Comte- Sponville erkennt in unserer Gesellschaft 4 hierarchisch aufgebaute Ord-nungssysteme:
Die Technowissenschaften: Bei den Technowissenschaften geht es um die Frage. Was ist möglich und was ist unmöglich? Im Kapitalismus, bei den Technowissenschaften wird alles, was möglich ist gemacht. Es gibt hier keine Moral. Wenn es für irgendetwas einen Markt gibt, wird es herge-stellt. Selbst wenn der technologische Fortschritt den Bestand der Menschheit gefährdet, wie z.B. durch die Atombombe oder bei Genma-nipulationen. Die Technowissenschaften werden alles was möglich ist, aus-probieren.
Die rechtlich politische Ordnung. Das Recht liegt beim Staat. Rechtlich ist erlaubt, was die Gesetze nicht verbieten.

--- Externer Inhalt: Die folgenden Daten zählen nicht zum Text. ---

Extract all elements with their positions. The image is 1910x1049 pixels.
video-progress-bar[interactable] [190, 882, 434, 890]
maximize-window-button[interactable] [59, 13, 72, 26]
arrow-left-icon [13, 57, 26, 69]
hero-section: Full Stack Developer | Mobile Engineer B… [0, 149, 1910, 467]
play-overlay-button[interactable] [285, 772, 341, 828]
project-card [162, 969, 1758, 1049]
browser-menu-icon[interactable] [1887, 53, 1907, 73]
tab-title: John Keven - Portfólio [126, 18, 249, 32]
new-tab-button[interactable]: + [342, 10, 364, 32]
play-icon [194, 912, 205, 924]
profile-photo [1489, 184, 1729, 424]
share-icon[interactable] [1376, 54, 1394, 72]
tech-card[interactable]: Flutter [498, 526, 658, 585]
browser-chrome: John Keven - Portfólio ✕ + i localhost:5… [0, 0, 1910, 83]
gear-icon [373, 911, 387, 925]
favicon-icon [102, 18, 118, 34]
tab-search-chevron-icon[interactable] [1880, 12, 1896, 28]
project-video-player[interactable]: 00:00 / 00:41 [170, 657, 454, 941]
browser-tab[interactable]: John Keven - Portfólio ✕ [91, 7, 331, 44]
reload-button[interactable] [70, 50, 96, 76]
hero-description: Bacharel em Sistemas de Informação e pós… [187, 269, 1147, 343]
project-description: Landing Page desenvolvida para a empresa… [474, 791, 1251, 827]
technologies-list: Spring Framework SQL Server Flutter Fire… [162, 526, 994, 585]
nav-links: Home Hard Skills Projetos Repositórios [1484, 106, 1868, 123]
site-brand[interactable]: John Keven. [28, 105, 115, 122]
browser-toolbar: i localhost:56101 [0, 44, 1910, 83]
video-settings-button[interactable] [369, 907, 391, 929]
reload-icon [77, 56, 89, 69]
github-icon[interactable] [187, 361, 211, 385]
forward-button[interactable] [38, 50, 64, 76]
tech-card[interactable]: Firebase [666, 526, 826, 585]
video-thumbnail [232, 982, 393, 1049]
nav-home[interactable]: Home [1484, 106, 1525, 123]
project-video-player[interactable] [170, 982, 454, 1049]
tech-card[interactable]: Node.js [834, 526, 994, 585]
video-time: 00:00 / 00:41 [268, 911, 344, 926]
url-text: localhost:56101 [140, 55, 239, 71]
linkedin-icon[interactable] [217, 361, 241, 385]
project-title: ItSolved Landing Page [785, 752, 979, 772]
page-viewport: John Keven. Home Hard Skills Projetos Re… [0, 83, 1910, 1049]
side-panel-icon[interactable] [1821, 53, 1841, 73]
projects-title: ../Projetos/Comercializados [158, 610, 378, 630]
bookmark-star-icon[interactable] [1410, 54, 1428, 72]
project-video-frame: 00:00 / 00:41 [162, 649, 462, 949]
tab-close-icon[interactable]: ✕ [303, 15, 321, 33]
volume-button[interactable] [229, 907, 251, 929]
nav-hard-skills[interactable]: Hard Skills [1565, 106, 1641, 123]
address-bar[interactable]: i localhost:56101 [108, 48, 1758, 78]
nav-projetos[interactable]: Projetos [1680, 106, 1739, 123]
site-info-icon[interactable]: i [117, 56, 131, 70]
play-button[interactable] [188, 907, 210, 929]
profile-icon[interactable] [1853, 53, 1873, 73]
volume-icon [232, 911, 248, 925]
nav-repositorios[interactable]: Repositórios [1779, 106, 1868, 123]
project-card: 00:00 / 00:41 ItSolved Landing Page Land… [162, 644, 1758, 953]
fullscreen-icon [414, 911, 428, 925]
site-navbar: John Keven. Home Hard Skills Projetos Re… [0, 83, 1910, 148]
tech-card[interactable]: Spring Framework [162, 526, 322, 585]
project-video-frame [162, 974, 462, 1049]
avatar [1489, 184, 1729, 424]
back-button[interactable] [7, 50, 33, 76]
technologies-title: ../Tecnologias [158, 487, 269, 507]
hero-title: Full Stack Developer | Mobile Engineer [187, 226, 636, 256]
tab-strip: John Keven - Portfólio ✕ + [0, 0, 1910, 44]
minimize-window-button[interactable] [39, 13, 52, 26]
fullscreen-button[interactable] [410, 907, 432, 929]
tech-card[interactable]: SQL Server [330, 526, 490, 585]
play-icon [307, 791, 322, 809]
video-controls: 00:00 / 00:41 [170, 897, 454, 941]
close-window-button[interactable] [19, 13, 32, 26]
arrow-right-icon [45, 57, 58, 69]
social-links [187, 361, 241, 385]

Die Ordnung der Moral. Moral ist die Plicht, nach Kant die Gesamtheit aller Pflichten und zwar unabhängig von Lob oder Strafe. Es ist die Pflicht, die wir uns selbst auferlegen. Es ist die Art zu handeln, als ob wir lieben würden.
Die letzte und höchste Ordnungsmacht ist die Ethik. Ethik ist aus Liebe heraus zu handeln. Weil dies uns so schwer fällt, brauchen wir die Moral, also die Tugenden.